Black Star Rising contributor Dennis Dunleavy recently wrote  about the difference between “looking at” something as a photographer and truly “seeing” it. “In a culture saturated with visual messages, our eyes, and by extension our minds and hearts, have become numb and anesthetized to the desire to seek out the deeper meanings of the things we are exposed to,” he wrote. This thought came to mind as I read about an art exhibit by blind photographers  now taking place in Israel.
The exhibit, at Jaffa’s Please Touch Museum, is called Exposed to the Light 2, the Jerusalem Post reports . It features the work of a small group of sightless photographers. You can view image galleries by the photographers here ; just click on the name of the individual photographer to see a collection of their work.
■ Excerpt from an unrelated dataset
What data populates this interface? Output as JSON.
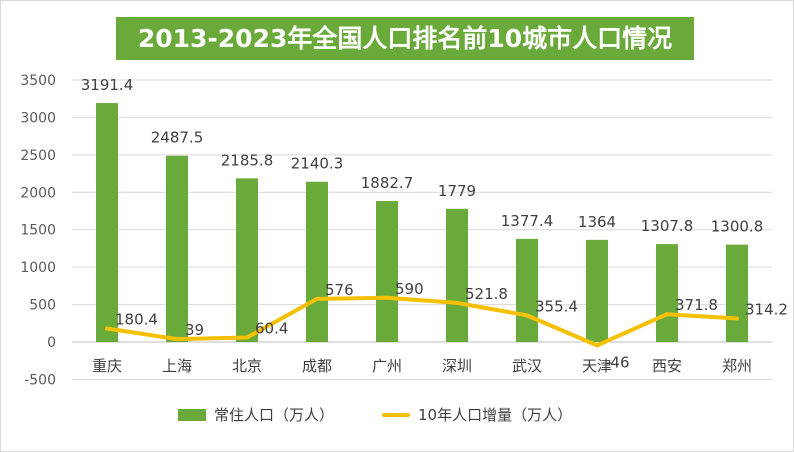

Guided by the Sun’s Heat, Voices and Other Signals
According to the group’s Web site , the photographers
…used simple techniques … to assess the lens aperture, stabilize the camera and aim at the object. The heat of the sun, the noises, voices, smells and other signals help them orient themselves and the camera. The unusual, special shooting angles, as well as the objects and the subjects they chose to shoot, open a window to their rich, fantastic visual world.
Philbert Ono , discussing the work of sightless photographers generally, offered this additional explication:
How do they do it? Well, imagine how you would take pictures if you were blind. First, your ears would serve as a guide. By listening carefully, you can tell where the subject is and how far away. If you want to photograph a person, take the picture when you hear laughter. Your ears can serve well as a guide to when to take the shot.
For still-life subjects, you can touch the object (flowers, etc.) and decide which angle to photograph it from. If you’re waiting for a sunrise, feel the heat of the sun on your skin before taking the picture. You can also discern which direction the sun is in. Besides using your other four senses, a major boon is having a seeing person tell you what’s going on and when to take the picture.
And that’s how they do it. It’s truly amazing how adaptive and strong humans can be to overcome any kind of handicap.
The Stuff of Poetry and Heroism
In the case of Exposed to the Light 2, the photos aren’t always in focus. Sometimes the subject is only partially in the frame. But they help us to “see” in a way that many photographs don’t. They give us a unique window into the world of these individuals, the challenges they face, and the joys they experience.
And what is the benefit to the photographer himself — unable to see the product of his labors? Martin Elkort, in an article on the late blind photographer Michael Richard, puts it this way:
If a blind person can take a photograph with merit and beauty, then he or she is no longer blind. Supported by the remaining senses, imagination triumphs, bringing visual beauty to a soul that otherwise would be denied this pleasure others take for granted. This is the stuff of poetry and heroism.